When you’re a chronic patient, what comes to mind with the word progress?

My first few years of being ill, a lot of doctors told me that the reason I was sick was because I wasn’t being proactive and responsible in seeking a diagnosis and treatment. This attitude fostered a lot of growth in me and underscored numerous intense arguments with my family. Now that I’m seeking medical care on my own, no doctor can tell me that I’m not being responsible. But the question remains: am I making progress?

Progress is defined as “forward movement in a given direction or toward a destination”.

For me, medical progress means that we (the medical team and I) are getting closer to knowing what I have and figuring out how to treat it. Of course, there’s another definition of medical progress: feeling better and stronger and able to do more stuff.

The tricky part is that we want both types of medical progress and usually they come at the same time. But for chronic patients, progress type 1 is absolutely necessary to achieve progress type 2. So even if there isn’t quantifiable progress that an outsider might be looking forward to, there is still definite and very real progress happening.

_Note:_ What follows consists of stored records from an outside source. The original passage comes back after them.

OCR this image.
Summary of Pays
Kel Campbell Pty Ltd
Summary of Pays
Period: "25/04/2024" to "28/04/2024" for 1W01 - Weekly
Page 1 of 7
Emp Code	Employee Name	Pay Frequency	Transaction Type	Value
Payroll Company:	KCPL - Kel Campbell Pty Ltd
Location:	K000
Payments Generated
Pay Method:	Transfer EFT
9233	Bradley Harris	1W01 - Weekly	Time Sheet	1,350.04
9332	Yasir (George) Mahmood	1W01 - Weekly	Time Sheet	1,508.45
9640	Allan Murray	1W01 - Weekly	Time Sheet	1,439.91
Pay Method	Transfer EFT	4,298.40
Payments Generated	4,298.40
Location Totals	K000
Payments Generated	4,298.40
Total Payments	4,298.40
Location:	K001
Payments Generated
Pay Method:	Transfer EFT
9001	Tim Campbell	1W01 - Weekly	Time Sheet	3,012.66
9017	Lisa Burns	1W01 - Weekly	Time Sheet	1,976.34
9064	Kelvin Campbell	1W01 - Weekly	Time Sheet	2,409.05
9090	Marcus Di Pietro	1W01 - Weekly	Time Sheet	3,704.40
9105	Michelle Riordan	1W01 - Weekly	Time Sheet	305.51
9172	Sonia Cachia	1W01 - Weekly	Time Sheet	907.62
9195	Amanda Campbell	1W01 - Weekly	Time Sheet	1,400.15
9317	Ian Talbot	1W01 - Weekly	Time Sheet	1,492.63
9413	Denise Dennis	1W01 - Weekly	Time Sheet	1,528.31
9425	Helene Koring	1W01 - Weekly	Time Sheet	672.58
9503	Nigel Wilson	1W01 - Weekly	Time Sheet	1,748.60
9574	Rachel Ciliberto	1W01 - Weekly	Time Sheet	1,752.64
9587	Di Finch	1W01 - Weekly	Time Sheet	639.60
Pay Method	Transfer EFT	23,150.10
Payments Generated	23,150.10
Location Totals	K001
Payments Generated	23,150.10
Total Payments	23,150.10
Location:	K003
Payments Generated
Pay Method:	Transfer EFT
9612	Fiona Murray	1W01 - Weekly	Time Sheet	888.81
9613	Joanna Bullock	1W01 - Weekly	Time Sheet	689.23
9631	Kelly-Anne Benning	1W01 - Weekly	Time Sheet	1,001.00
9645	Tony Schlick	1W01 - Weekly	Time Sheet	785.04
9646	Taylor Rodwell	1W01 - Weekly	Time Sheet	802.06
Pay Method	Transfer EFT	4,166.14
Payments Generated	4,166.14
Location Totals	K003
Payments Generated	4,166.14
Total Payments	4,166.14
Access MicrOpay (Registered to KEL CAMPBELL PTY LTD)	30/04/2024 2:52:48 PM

Anything living requires time to heal and to develop. With a chronic illness, time can be measured in months or even years. In the grand scheme of things, it’s amazing to think that a person can even partially recover from a debilitating illness. But in the context of school which measures itself in days and weeks, healing seems to take an eternity.

Sometimes semantics really do distinguish one thought from another. From a conversation with a friend earlier this week, I realized that what I see as much anticipated progress appears as stalemate to an outsider. That outsider assigns a different meaning to progress and then is confused when my behavior doesn’t match the assumed progress.